If you think the name is a mouthful wait until you taste it!


  • for the pork and spice marinade:
  • 1 kg pork tenderloin cut into 12-3oz portions
  • 1/2 teaspoon ground cumin
  • 1/2 teaspoon cracked black pepper
  • 2 cloves of garlic (minced finely)
  • 1/4 teaspoon dried oregano
  • 1/4 orange (juice)
  • 1/2 lemon (juice)
  • 1/2 lime (juice)
  • 1 tblsp olive oil
  • for the chutney:
  • 1 lb rhubarb
  • 5 oz cooking apples (diced)
  • 2.50 oz onions diced
  • 2.50 oz golden sultanas
  • 5 oz brown sugar
  • 5 floz balsamic vinegar
  • 0.50 tsp salt
  • 0.50 tsp chipotle chilli powder
  • for the plantains:
  • 2 medium ripe plantains (peeled)
  • 1/2 cup neutral oil (rapeseed or canola)
  • salt and pepper to taste


  1. The Pork and Spice Marinade:
  2. Combine all of the spices and liquid ingredients in a bowl and mix to form a paste.
  3. In a large resealable bag, add the paste and the pork and marinate no more than six hours. This is important as the acid in the fruit may cook the pork fully.

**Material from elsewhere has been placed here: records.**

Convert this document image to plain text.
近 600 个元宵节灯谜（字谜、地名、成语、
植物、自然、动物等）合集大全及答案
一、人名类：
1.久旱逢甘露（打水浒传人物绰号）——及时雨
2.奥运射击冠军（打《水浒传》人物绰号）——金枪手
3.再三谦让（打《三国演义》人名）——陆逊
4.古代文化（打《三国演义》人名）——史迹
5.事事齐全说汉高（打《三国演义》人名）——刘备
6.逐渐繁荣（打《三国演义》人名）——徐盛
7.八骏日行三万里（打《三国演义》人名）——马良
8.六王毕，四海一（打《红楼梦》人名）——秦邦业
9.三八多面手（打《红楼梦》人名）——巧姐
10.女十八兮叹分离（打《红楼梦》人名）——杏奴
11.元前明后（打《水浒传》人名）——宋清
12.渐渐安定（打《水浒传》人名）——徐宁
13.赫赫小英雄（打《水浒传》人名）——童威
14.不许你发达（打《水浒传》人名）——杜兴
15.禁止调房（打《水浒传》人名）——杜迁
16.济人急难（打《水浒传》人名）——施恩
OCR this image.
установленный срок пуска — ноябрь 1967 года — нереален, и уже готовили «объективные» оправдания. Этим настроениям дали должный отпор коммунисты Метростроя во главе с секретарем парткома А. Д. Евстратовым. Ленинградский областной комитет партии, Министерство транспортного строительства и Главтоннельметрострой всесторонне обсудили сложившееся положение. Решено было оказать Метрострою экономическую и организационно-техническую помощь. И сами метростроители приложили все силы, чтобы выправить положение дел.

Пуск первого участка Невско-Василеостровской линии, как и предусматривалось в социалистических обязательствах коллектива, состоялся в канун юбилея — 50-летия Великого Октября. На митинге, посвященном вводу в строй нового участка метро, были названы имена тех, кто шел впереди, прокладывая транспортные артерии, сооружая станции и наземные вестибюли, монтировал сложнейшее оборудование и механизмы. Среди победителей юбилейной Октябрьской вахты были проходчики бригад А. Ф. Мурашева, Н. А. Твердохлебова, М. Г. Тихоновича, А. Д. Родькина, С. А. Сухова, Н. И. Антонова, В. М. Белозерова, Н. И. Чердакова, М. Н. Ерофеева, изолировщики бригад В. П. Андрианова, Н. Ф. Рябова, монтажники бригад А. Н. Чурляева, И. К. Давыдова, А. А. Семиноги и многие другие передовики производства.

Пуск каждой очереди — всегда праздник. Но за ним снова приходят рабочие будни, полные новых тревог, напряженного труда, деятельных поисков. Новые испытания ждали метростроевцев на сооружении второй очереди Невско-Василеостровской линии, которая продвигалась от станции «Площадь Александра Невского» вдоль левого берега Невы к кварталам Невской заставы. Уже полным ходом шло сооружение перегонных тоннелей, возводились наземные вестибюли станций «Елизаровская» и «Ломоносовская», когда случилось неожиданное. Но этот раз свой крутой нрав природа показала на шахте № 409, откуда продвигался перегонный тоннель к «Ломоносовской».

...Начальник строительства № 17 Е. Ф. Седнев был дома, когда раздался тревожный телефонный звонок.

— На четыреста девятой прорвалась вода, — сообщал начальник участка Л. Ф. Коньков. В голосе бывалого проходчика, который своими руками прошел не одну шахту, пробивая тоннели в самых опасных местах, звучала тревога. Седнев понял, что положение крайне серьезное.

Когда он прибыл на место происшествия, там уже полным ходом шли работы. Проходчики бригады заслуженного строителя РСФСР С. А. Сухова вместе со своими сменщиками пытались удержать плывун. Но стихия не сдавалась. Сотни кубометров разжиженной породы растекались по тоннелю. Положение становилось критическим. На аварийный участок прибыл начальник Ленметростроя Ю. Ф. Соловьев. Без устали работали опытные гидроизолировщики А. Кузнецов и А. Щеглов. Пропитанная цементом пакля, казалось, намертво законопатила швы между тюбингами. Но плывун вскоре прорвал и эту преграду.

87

  4. Heat a grill pan or sauté pan to medium to high heat. Add oil and cook for six minutes on each side. Do not over cook.
  5. When cooked through take pork out of the pan and let rest for five minutes before serving.
  6. The Chutney:
  7. Wash rhubarb and cut it up into small pieces.
  8. Peel and chop the apples and onions.
  9. Put all the ingredients into a stainless steel saucepan and heat carefully until boiling, stirring until the sugar has dissolved.
  10. Simmer for at least 45 minutes, stirring occasionally.
  11. When mixture is thick take off heat.
  12. This mixture can then be jarred and stored in a cool, dark place.
  13. The Plantains:
  14. Slice plantains on a bias into ¼ inch slices.
  15. Heat a frying pan on medium heat and add oil.
  16. Place the plantains carefully in the pan and pan fry on each side for 3 minutes or until brown but still al dente.
  17. Take off and drain on paper towels.
  18. Assemble three slices of plantains on a plate top with a slice of pork each and finish with topping each with a spoonful of chutney.